Bachem, R., & Maercker, A. (2016). Self-help interventions for adjustment disorder problems: A randomized waiting-list controlled study in a sample of burglary victims. Cognitive Behaviour Therapy, 45(5), 397–413. doi:10.1080/16506073.2016.1191083

Ben-Ezra, M., Karatzias, T., Hyland, P., Brewin, C. R., Cloitre, Marylène Bisson, J. I., Roberts, N. P., … Shevlin, M. (2018). Posttraumatic stress disorder (PTSD) and complex PTSD (CPTSD) as per ICD-11 proposals: A population study in Israel. Depression and Anxiety, 35(3), 264–274. doi:10.1002/da.22723

Einsle, F., Köllner, V., Dannemann, S., & Maercker, A. (2010). Development and validation of a self-report for the assessment of adjustment disorders. Psychology, Health & Medicine, 15(5), 584–595. doi:10.1080/13548506.2010.487107

Glaesmer, H., Romppel, M., Brähler, E., Hinz, A., & Maercker, A. (2015). Adjustment disorder as proposed for ICD-11: Dimensionality and symptom differentiation. Psychiatry Research, 229(3), 940–948. doi:10.1016/j.psychres.2015.07.010

Lorenz, L., Bachem, R., & Maercker, A. (2016). The Adjustment Disorder–New Module 20 as a screening instrument: Cluster analysis and cut-off values. The International Journal of Occupational and Environmental Medicine, 7(4), 215–22. doi:10.15171/ijoem.2016.775

Maercker, A., Einsle, F., & Kollner, V. (2007). Adjustment disorders as stress response syndromes: A new diagnostic concept and its exploration in a medical sample. Psychopathology, 40(3), 135–146. doi:10.1159/000099290

 

The rationale for including PTSD in the study is not completely clear, since these variables are analyzed less fully than the others – at least the means and SDs should probably be reported.. I can see some value in including this for comparison purposes with previous research, and to establish that AD is more appropriate diagnosis for many people in this population, but more explanation would be helpful to support these aims more explicitly.

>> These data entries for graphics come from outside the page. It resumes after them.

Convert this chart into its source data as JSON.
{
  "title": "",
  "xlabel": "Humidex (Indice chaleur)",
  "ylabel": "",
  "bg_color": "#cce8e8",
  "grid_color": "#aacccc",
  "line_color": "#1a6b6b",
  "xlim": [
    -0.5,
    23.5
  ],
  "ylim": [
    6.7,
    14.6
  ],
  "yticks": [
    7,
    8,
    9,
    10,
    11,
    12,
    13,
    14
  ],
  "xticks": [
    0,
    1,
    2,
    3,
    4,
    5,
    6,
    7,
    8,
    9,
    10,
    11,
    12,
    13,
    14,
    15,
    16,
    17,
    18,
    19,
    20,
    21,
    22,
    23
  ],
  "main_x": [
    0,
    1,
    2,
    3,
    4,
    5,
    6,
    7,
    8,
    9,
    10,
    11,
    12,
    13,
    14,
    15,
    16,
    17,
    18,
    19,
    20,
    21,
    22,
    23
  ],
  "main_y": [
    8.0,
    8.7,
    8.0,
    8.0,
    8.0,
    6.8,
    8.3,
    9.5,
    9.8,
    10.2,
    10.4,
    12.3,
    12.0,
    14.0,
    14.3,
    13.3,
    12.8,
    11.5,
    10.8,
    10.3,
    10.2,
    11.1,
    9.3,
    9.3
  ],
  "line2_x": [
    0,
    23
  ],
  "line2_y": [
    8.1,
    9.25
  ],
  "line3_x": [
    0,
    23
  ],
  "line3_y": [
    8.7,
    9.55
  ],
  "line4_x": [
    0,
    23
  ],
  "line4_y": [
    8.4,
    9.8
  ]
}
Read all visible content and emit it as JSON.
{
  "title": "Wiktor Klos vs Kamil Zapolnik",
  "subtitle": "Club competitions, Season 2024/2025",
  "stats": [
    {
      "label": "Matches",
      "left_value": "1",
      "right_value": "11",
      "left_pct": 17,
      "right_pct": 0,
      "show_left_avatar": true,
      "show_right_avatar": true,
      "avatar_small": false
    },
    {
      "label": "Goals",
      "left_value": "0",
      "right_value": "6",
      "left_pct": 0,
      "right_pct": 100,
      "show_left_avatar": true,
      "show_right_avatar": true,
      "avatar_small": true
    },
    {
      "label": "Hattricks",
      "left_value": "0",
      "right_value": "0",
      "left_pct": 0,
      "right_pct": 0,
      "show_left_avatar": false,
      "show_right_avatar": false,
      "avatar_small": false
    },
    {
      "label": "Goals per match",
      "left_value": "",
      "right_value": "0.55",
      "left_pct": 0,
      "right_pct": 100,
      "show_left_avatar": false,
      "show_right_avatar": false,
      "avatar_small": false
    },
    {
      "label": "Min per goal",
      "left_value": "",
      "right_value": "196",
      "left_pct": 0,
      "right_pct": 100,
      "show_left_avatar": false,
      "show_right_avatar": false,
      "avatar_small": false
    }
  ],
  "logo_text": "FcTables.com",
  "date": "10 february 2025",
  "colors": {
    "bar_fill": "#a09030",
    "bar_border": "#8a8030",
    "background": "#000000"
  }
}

Response: PTSD indeed was assessed mainly in order to compare AD and PTSD prevalence rates. By this, we hope to draw attention to the AD diagnosis in the context of organ transplantations. We now mention this more specifically in the first aim of the study: 1) to describe the prevalence of self-reported AD in a diverse sample of adult transplant recipients and their relatives and to compare AD and PTSD prevalence rates.

Furthermore, we now include PTSD symptoms in the correlation matrix of the study variables, where we also present means and standard deviations.

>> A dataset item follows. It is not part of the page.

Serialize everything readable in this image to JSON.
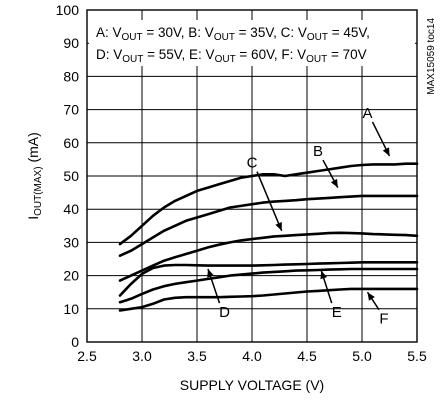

Regarding the difference between patient and caregiver groups in terms of specific AD subscales, it is also important to note that there is a substantial difference in the gender composition of the two groups (patients are more likely to be male and caregivers are more likely to be female) which may partially explain the difference between patients and caregivers as groups. This should be addressed as a limitation, or possibly with supplemental analyses controlling for gender.

Response: Thank you for this input. We conducted an additional analysis and indeed the difference for preoccupation symptoms between patient and caregiver was no longer significant. This is now mentioned in the results section. The conclusions section has been amended accordingly.